Why Prescriptions are Pricey

Drug companies have long claimed that high prescription prices are based on the companies' high costs for research. But a recent report by AIDS Action, a Washington DC-based advocacy group, found that the 15 largest drug companies were spending nearly three times as much for advertising ($68 billion per year) as for research ($24 billion). AIDS Action got the information from corporate annual reports; industry reps say the group unfairly included administrative costs in the advertising figures.


Uninsured Numbers Still Climbing

The band-aids aren't working: this fall the Census Bureau released new figures showing the number of uninsured grew by nearly one million in 1998, to 44.3 million. This means that at least one out of six Americans is without helath insurance. The problem is much worse among people of color. About 22% of African Americans lack insurance as do about 35% of Hispanics. Lack of insurance among children has increased in spite of federal and state programs aimed at covering kids. The increases in the uninsured are due to cuts in Medicaid rolls, said Physicians for a National Health Program.

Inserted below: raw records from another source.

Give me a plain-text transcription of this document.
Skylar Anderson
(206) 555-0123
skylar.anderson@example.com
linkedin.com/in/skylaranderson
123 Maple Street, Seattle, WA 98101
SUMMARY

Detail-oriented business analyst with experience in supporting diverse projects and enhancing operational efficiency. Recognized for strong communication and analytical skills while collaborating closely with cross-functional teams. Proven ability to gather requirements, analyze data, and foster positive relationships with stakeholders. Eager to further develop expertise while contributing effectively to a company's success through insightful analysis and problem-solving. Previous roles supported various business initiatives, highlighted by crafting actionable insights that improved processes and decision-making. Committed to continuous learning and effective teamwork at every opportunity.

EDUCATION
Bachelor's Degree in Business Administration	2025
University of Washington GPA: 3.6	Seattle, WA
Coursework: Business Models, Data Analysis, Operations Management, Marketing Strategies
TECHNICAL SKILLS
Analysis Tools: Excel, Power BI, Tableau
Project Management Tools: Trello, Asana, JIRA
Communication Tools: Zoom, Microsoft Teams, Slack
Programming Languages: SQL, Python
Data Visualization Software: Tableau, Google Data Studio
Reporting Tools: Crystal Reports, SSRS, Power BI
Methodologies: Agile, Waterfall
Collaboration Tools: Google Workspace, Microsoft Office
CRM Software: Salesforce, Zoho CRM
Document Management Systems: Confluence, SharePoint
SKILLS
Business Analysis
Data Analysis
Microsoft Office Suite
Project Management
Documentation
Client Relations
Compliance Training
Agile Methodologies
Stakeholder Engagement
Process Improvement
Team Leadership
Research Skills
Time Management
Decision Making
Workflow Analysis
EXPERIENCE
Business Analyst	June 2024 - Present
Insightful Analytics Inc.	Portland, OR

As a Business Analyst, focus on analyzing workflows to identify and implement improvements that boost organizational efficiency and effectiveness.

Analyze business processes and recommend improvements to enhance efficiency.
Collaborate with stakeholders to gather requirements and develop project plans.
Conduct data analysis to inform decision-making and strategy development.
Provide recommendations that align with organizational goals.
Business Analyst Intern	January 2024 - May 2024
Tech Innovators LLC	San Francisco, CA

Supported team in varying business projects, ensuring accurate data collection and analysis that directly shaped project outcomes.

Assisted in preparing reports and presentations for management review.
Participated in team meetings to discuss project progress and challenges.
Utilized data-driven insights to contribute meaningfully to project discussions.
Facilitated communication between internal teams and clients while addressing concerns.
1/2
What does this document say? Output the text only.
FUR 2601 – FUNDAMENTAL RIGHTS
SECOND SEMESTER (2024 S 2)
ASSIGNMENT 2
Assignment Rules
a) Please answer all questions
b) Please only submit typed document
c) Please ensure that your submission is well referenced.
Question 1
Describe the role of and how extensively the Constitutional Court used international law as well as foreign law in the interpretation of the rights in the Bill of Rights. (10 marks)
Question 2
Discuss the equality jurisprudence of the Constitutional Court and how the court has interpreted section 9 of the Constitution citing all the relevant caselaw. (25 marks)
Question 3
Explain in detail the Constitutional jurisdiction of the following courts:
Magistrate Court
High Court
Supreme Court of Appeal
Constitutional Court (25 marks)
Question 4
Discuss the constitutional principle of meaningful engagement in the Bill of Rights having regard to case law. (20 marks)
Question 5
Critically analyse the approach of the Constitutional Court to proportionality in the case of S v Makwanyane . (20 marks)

Henry Ford Continues Job Cuts

The Henry Ford hospital and clinic system announced it will cut another 1,000 jobs by January 15. Henry Ford managers hope to make the cuts through an early retirement offer rather than layoffs. About 300 layoffs were included among the 1,000 jobs already cut this year. Managers also say they're not cutting the number of direct patient care positions. However, unionized nurses at Henry Ford clinics, members of UAW Local 600, say they're concerned that nurses' positions are being replaced by unlicensed aides.


Safe Staffing Levels Set by Law

The California Nurses Association won a new legal tool for protecting patient care in that state: a new law that will set safe staffing requirements for hospitals. The law requires the state to adopt regulations for minimum, specific, and numerical licensed nurse-to-patient ratios for all hospital units. It also prohibits hospitals from requiring unlicensed, minimally trained personnel to perform nursing functions such as invasive procedures, patient assessment, patient education, or administration of medication. CNA officials say thousands of nurses helped get the bill passed, and "now we will begin to mobilize again" to make sure the new staffing ratios are sound.